Por razones que a nosotros no se nos explican, el Gobierno está ejerciendo una ostensible presión sobre las empresas de servicios públicos para sacarse de encima a los operadores surgidos en las privatizaciones de los años 90. Es evidente, a todas luces, que existe una gran ansiedad por cancelar contratos sin tener que pagar ni un centavo de indemnizaciones. Luego, seguramente se buscará reemplazarlos. Pero en este trámite no hay que dejar de ponderar que en algunos individuos pueda surgir un fuerte deseo de obtener dádivas.
Esta agria suposición nos plantea una serie de interrogantes. ¿Por qué tanta hostilidad contra los actuales concesionarios, muchos de los cuales son considerados los mejores del mundo? ¿Por qué eliminar a quienes tienen prestigio técnico y sobreabundante solvencia financiera para reemplazarlos por improvisados sin antecedentes ni respaldo patrimonial? ¿Por qué esos concesionarios no hacen públicas sus quejas y optan por abandonar el campo a la chita callando? ¿Qué ocultan o a quiénes temen? ¿Dónde está el interés de los usuarios en esta lucha tan ardua?
La base de estas cuestiones se encuentra en la naturaleza misma del contrato de concesión, que encierra una falacia. El Estado se adjudica dogmáticamente la titularidad del monopolio en la prestación de los servicios públicos, por sí o a través de un operador. Este último no presta el servicio como dueño sino como mero concesionario del verdadero amo que es el Estado.
Entonces, el concesionario, si actúa racionalmente, tratará de no invertir capital propio para realizar las obras necesarias, puesto que al finalizar el contrato éstas pasarán gratuitamente a manos del Estado y perdería las utilidades reinvertidas.

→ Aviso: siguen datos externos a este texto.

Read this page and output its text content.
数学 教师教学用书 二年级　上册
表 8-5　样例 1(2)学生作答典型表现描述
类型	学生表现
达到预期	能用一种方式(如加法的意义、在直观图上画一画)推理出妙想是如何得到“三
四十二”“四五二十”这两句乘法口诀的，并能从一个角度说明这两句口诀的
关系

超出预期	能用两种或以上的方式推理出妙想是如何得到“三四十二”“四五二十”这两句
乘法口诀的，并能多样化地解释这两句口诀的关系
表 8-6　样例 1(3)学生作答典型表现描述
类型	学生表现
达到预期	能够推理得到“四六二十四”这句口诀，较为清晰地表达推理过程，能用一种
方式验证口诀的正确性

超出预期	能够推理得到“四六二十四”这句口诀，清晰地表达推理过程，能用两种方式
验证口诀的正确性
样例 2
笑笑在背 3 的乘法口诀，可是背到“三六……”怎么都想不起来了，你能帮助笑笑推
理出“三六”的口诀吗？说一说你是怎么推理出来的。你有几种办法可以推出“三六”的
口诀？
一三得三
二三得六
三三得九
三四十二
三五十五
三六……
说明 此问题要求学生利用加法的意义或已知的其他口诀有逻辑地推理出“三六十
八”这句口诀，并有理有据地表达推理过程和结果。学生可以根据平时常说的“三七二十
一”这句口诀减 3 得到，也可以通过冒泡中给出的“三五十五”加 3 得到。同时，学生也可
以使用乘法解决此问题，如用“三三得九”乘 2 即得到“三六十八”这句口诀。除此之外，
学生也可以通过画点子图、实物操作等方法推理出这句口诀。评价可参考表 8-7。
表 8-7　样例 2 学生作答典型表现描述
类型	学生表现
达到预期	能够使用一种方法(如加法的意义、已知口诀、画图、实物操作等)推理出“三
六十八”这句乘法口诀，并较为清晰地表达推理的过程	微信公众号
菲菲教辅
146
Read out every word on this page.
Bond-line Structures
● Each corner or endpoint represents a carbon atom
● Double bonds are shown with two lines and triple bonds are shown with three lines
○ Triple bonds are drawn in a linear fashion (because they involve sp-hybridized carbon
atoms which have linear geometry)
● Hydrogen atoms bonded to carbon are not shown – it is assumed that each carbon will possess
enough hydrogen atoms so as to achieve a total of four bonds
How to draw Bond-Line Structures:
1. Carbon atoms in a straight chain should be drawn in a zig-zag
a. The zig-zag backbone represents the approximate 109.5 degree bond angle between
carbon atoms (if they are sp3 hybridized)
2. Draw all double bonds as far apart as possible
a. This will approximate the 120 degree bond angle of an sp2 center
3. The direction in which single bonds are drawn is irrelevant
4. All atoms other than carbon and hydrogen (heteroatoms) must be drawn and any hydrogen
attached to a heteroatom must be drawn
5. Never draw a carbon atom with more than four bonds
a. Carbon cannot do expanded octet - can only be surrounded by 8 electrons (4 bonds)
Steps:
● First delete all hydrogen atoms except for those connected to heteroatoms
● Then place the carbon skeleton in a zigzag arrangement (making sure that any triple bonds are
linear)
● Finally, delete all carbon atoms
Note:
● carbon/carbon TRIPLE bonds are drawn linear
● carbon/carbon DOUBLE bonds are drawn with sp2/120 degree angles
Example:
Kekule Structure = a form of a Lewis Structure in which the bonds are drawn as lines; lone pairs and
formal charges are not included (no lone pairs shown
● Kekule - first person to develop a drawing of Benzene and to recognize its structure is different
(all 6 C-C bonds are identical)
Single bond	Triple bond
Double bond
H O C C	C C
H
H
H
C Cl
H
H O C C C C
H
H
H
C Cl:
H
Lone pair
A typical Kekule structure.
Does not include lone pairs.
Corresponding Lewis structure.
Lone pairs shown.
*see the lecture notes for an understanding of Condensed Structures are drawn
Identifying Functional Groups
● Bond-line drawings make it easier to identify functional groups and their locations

Los fondos que el concesionario necesita para hacer inversiones son obtenidos primordialmente de préstamos internacionales, cuyos servicios de intereses y amortizaciones son cargados al costo de las tarifas pagadas por los usuarios.
Armado de esta manera, el contrato de concesión termina siendo un “festín recaudatorio” donde todos sacan y uno solo pone. El Estado también participa del festejo financiero cargando en las tarifas una ristra de impuestos. Tómese el lector la pequeña molestia de examinar las boletas de electricidad, agua, gas y teléfonos. Se asombrará al comprobar que además de la tarifa básica le cobran entre el 52 y 57% en impuestos (*) para el Estado nacional, provincial y municipal.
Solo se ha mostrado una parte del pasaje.